I haven't heard the story but it sounds like something Bruce would do... :lol: 
One article I read about the days before he died he was trying to read his opponent and judge before they were going to attack what they were trying to do. Sound thinking but tough doing unless one has the experience to judge a particular move from the slightest body movement.


----------



## khand50 (Jan 16, 2010)

there is a lot of controversy surrounding bruce lee.  this is yet another story which may or may not have been portrayed accurately.  ive heard this story.  and yes,  the man got into his horse and challenged people to push him over.  bruce declined.  he was asked until finally he walked over and hit the guy.  he said,  "i dont push,  i punch".   bruce was fed up with traditional arts of the day and especially fed up with all the chinese mumbo jumbo.   these are terms he basically used.  too much mysticism in the chinese arts.  (and others as well).  
as far as his trying to read the opponent,  this was something he worked on for quite some time.  jkd is alot about intercepting the opponent,  not only his attack,  but his intent to attack.  lee used to watch television and he would punch when the screen changed scenes,  or he would punch or make a noise when someone moved a certain way.  in this way he learned to develop his sight.  his ability to "see".   if you watch an opponent you can often see what they are going to do before they punch or kick.  sometimes you can get them to initiate the "tell" by feinting.  or by using attack by drawing.


----------



## Tames D (Jan 16, 2010)

I think the "go to" guy for this question would be Tom Bleecker. Tom was friends with Bruce and later married Bruces widow. I don't think there is anyone that has more information about Bruce Lee than Tom. He has also published writings on Bruce Lee. If your interested, I'll ask Tom for permisson to give you his email address.


----------



## MA-Caver (Jan 16, 2010)

Tames D said:


> I think the "go to" guy for this question would be Tom Bleecker. Tom was friends with Bruce and later married Bruces widow. I don't think there is anyone that has more information about Bruce Lee than Tom. He has also published writings on Bruce Lee. If your interested, I'll ask Tom for permisson to give you his email address.

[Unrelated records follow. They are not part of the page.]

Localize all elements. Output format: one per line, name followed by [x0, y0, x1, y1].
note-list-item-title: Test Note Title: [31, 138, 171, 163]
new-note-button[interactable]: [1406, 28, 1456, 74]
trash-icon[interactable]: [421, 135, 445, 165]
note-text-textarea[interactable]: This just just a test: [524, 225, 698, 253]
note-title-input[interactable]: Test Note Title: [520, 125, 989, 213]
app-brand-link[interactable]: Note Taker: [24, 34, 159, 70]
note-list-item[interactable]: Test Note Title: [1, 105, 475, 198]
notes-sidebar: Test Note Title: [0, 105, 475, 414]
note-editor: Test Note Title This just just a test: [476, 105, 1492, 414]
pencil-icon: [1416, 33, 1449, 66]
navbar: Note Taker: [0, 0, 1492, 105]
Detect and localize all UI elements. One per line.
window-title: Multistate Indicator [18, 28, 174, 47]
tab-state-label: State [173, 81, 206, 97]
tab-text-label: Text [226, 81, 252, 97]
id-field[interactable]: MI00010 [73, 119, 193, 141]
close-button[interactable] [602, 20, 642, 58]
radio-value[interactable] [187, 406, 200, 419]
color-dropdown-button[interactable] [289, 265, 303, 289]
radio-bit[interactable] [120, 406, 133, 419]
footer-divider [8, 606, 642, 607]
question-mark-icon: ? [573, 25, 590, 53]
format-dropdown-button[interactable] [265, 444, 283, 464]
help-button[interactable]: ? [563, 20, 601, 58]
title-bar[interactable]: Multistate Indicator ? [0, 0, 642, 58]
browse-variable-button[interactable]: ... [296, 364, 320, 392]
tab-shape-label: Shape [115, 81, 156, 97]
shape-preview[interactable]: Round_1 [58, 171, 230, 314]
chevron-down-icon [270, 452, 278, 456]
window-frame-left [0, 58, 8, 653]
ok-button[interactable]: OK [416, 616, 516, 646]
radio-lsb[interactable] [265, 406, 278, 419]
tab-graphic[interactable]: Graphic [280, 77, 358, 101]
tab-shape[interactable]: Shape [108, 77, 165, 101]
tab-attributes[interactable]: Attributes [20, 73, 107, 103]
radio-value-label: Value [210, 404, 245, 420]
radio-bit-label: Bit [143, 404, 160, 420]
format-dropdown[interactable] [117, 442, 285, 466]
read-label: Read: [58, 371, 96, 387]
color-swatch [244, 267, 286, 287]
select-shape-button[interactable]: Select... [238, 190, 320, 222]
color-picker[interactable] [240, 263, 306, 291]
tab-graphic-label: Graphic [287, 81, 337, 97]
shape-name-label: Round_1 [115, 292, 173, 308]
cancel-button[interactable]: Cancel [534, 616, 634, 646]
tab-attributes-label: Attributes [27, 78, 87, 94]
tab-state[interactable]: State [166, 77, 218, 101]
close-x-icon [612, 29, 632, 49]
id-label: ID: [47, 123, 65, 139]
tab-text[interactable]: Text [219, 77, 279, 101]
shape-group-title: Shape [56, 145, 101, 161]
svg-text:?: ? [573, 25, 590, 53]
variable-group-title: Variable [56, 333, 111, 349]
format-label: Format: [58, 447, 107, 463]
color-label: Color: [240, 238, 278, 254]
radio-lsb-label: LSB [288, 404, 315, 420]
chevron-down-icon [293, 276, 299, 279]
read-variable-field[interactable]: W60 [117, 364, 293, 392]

Better yet... invite the man to join MT... :uhyeah:


----------



## Tames D (Jan 16, 2010)

MA-Caver said:


> Better yet... invite the man to join MT... :uhyeah:


 
I'll do that as well.


----------



## Omar B (Jan 17, 2010)

Sounds glib enough to be Bruce.


----------



## repz (Feb 12, 2010)

Tames D said:


> I'll do that as well.


 
Isnt Tom the same guy who claims that Bruce Lee was taking steroids?

I read a lot of stuff about Bruce lee's colorful past, I'm not sure if its true or not.


----------



## Tames D (Feb 12, 2010)

repz said:


> Isnt Tom the same guy who claims that Bruce Lee was taking steroids?
> 
> I read a lot of stuff about Bruce lee's colorful past, I'm not sure if its true or not.


 
Tom is now a member of MartialTalk. And if what you read was written by him, then I guarantee it's true.


----------



## Touch Of Death (Feb 12, 2010)

So some guy asked Bruce Lee to push him and he punched him in the face instead? Tsk Tsk
sean


----------



## Em MacIntosh (Feb 12, 2010)

I think the accuracy of the account may be less than exact in order to solidify the point of the story, as stated "it's easy to defend when you get to dictate what the attack will be." Great point but as far as the anectdote things are seldom so clean and polished in real life. I could picture some awkward exchanges of colorful language.  In real life you tend to just get unfinished business, rather than a clean story with a moral.


----------



## Tom Bleecker (Feb 12, 2010)

repz said:


> Isnt Tom the same guy who claims that Bruce Lee was taking steroids?
> 
> I read a lot of stuff about Bruce lee's colorful past, I'm not sure if its true or not.


Chances are your bringing up the subject of Bruce's steroid use (anabolic and corticosteroids) will fuel a heated long thread. Since the publishing of my book 15 years ago, this single subject has been the brunt of more controversy than the cause of Lee's death. Anyway, I do address this during an interview that's running on YouTube. Just put my name in the search box and view "Unsettled Matters," your time and interest permitting. Best, Tom Bleecker


----------